Aβ aggregation was also associated with disruption of homeostatic fluctuation of neuronal activity in the brain. Before Aβ plaque deposition, there was a strong correlation between concentrations of ISF Aβ and ISF lactate, suggesting neuronal activity–associated release of Aβ within the brain (14, 15, 33). The correlation between ISF Aβ and ISF lactate, however, was lost after substantial accumulation of Aβ in the brain. Sequential loss of correlation between ISF lactate and ISF Aβ with a decrease in absolute amount of ISF Aβ indicates that changes in the equilibrium between ISF Aβ and Aβ plaques may cause dissociation between ISF Aβ concentrations and neuronal activity. The decrease in absolute concentrations of ISF Aβ and CSF Aβ in humans with Aβ plaque formation suggests that soluble ISF and CSF Aβ is being sequestered by amyloid plaques, consistent with other studies (4, 34). On the other hand, lactate, which does not aggregate within the brain, did not show changes in absolute concentration in ISF. The significant decrease in the fluctuation of lactate in both hippocampus and striatum by 9 months in APPswe/PS1δE9 mice occurred in concert with the changes in the sleep-wake cycle, the most prominent change of which was a marked increase in wakefulness during the light phase by 50%, a time when the animals would otherwise be sleeping most of the time. This increase in wakefulness may be very damaging to the brain in an additive fashion to other Aβ-linked pathways of damage, because many studies have shown the important function of sleep to learning, memory, synaptic plasticity, and risk for other medical disorders (35–38). It is possible that the Aβ-induced changes to sleep are due to local cortical and hippocampal Aβ-induced changes to synaptic activity and excitability occurring throughout affected brain regions (39–41). Notably, at all ages assessed in our studies, APPswe/PS1δE9 mice had no phenotypic or electroencephalogram evidence of seizures. Thus, the disruption of the sleep-wake cycle, which may be due to synaptic alterations, was not secondary to seizures.

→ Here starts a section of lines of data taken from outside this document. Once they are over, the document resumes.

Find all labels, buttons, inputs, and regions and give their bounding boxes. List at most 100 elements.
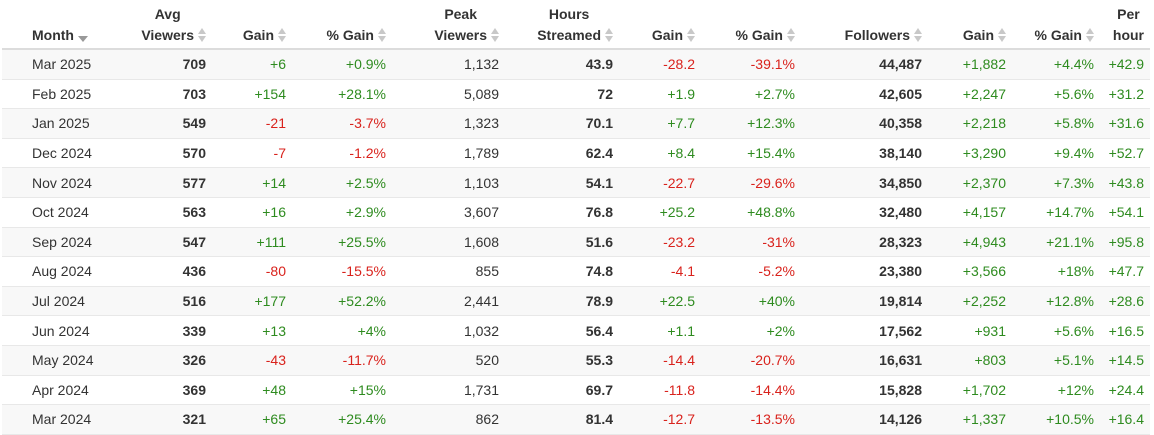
cell-hours-pct-gain: -39.1%	[701, 49, 801, 80]
cell-followers-gain: +803	[928, 345, 1012, 376]
sort-icon[interactable]	[378, 28, 386, 42]
cell-avg-viewers: 436	[102, 256, 212, 287]
cell-hours-streamed: 70.1	[505, 108, 619, 139]
column-header-followers-gain[interactable]: Gain	[928, 0, 1012, 50]
column-label-gain: Gain	[242, 27, 274, 43]
column-label-pct-gain: % Gain	[326, 27, 374, 43]
column-label-streamed: Streamed	[537, 27, 601, 43]
cell-month: Mar 2024	[2, 404, 102, 435]
cell-hours-streamed: 51.6	[505, 227, 619, 258]
table-row: Dec 2024 570 -7 -1.2% 1,789 62.4 +8.4 +15.4% 38,…	[2, 138, 1150, 169]
cell-viewers-gain: +48	[212, 375, 292, 406]
cell-followers-pct-gain: +10.5%	[1012, 404, 1100, 435]
cell-hours-gain: -4.1	[619, 256, 701, 287]
sort-icon[interactable]	[605, 28, 613, 42]
cell-month: Feb 2025	[2, 79, 102, 110]
cell-hours-gain: -11.8	[619, 375, 701, 406]
table-row: Jun 2024 339 +13 +4% 1,032 56.4 +1.1 +2% 17,562 +…	[2, 315, 1150, 346]
cell-followers-gain: +4,157	[928, 197, 1012, 228]
cell-followers: 19,814	[801, 286, 928, 317]
cell-followers-pct-gain: +7.3%	[1012, 167, 1100, 198]
sort-icon[interactable]	[198, 28, 206, 42]
cell-viewers-pct-gain: -1.2%	[292, 138, 392, 169]
column-label-pct-gain: % Gain	[735, 27, 783, 43]
cell-followers-gain: +2,247	[928, 79, 1012, 110]
cell-viewers-pct-gain: +25.4%	[292, 404, 392, 435]
cell-hours-gain: -12.7	[619, 404, 701, 435]
cell-hours-streamed: 69.7	[505, 375, 619, 406]
cell-hours-streamed: 81.4	[505, 404, 619, 435]
cell-hours-pct-gain: +12.3%	[701, 108, 801, 139]
cell-viewers-pct-gain: -15.5%	[292, 256, 392, 287]
cell-hours-gain: +25.2	[619, 197, 701, 228]
sort-icon[interactable]	[491, 28, 499, 42]
cell-per-hour: +31.2	[1100, 79, 1150, 110]
column-header-pct-gain[interactable]: % Gain	[292, 0, 392, 50]
column-header-gain[interactable]: Gain	[212, 0, 292, 50]
cell-peak-viewers: 855	[392, 256, 505, 287]
column-label-gain: Gain	[962, 27, 994, 43]
cell-avg-viewers: 547	[102, 227, 212, 258]
cell-month: May 2024	[2, 345, 102, 376]
column-label-peak: Peak	[444, 6, 478, 22]
sort-icon[interactable]	[278, 28, 286, 42]
column-header-month[interactable]: Month	[2, 0, 102, 50]
sort-icon[interactable]	[998, 28, 1006, 42]
cell-hours-pct-gain: -20.7%	[701, 345, 801, 376]
cell-hours-streamed: 56.4	[505, 315, 619, 346]
cell-peak-viewers: 1,789	[392, 138, 505, 169]
column-header-followers-pct-gain[interactable]: % Gain	[1012, 0, 1100, 50]
cell-hours-gain: +8.4	[619, 138, 701, 169]
cell-viewers-gain: +177	[212, 286, 292, 317]
cell-viewers-pct-gain: +28.1%	[292, 79, 392, 110]
cell-hours-gain: +7.7	[619, 108, 701, 139]
column-header-per-hour[interactable]: Per hour	[1100, 0, 1150, 50]
sort-icon[interactable]	[787, 28, 795, 42]
cell-month: Mar 2025	[2, 49, 102, 80]
cell-followers: 15,828	[801, 375, 928, 406]
cell-peak-viewers: 3,607	[392, 197, 505, 228]
cell-hours-gain: -22.7	[619, 167, 701, 198]
cell-per-hour: +31.6	[1100, 108, 1150, 139]
cell-peak-viewers: 1,731	[392, 375, 505, 406]
cell-followers-pct-gain: +9.4%	[1012, 138, 1100, 169]
cell-per-hour: +16.5	[1100, 315, 1150, 346]
cell-per-hour: +47.7	[1100, 256, 1150, 287]
cell-month: Jul 2024	[2, 286, 102, 317]
cell-avg-viewers: 577	[102, 167, 212, 198]
cell-followers-gain: +2,252	[928, 286, 1012, 317]
table-row: Mar 2024 321 +65 +25.4% 862 81.4 -12.7 -13.5% 14…	[2, 404, 1150, 435]
cell-followers-gain: +1,882	[928, 49, 1012, 80]
cell-viewers-gain: +111	[212, 227, 292, 258]
column-header-avg-viewers[interactable]: Avg Viewers	[102, 0, 212, 50]
cell-viewers-pct-gain: -11.7%	[292, 345, 392, 376]
column-header-hours-gain[interactable]: Gain	[619, 0, 701, 50]
cell-avg-viewers: 570	[102, 138, 212, 169]
cell-viewers-pct-gain: +15%	[292, 375, 392, 406]
column-header-hours-pct-gain[interactable]: % Gain	[701, 0, 801, 50]
cell-viewers-gain: -21	[212, 108, 292, 139]
table-row: Oct 2024 563 +16 +2.9% 3,607 76.8 +25.2 +48.8% 3…	[2, 197, 1150, 228]
sort-icon[interactable]	[1086, 28, 1094, 42]
cell-hours-pct-gain: -5.2%	[701, 256, 801, 287]
cell-month: Nov 2024	[2, 167, 102, 198]
cell-per-hour: +42.9	[1100, 49, 1150, 80]
column-header-followers[interactable]: Followers	[801, 0, 928, 50]
header-row: Month Avg Viewers Gain % Gain Peak Viewers…	[2, 0, 1150, 50]
cell-followers: 17,562	[801, 315, 928, 346]
cell-followers-gain: +2,218	[928, 108, 1012, 139]
column-label-gain: Gain	[651, 27, 683, 43]
sort-desc-icon[interactable]	[77, 36, 88, 42]
cell-viewers-pct-gain: +4%	[292, 315, 392, 346]
column-header-peak-viewers[interactable]: Peak Viewers	[392, 0, 505, 50]
cell-peak-viewers: 1,608	[392, 227, 505, 258]
column-label-hour: hour	[1112, 27, 1144, 43]
cell-followers: 28,323	[801, 227, 928, 258]
sort-icon[interactable]	[687, 28, 695, 42]
cell-avg-viewers: 339	[102, 315, 212, 346]
sort-icon[interactable]	[914, 28, 922, 42]
column-header-hours-streamed[interactable]: Hours Streamed	[505, 0, 619, 50]
cell-hours-streamed: 62.4	[505, 138, 619, 169]
cell-followers: 40,358	[801, 108, 928, 139]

Sleep-wake patterns of the human subjects who participated in this study were not investigated. Sleep changes in young adults with autosomal dominant AD before or after Aβ pathology in the brain will be important in future studies to determine whether similar changes in the sleep-wake cycle are present because Aβ pathology develops in the preclinical stages of disease. Because changes in the sleep-wake cycle and Aβ fluctuation in both mice and humans were all in the presence of presenilin mutations, it will be important in the future to assess whether the same changes occur in the absence of such mutations. Thus, it will also be interesting to determine whether changes in the sleep-wake cycle are present in the preclinical stages of late-onset AD, which would have important implications both diagnostically and for therapeutic assessment.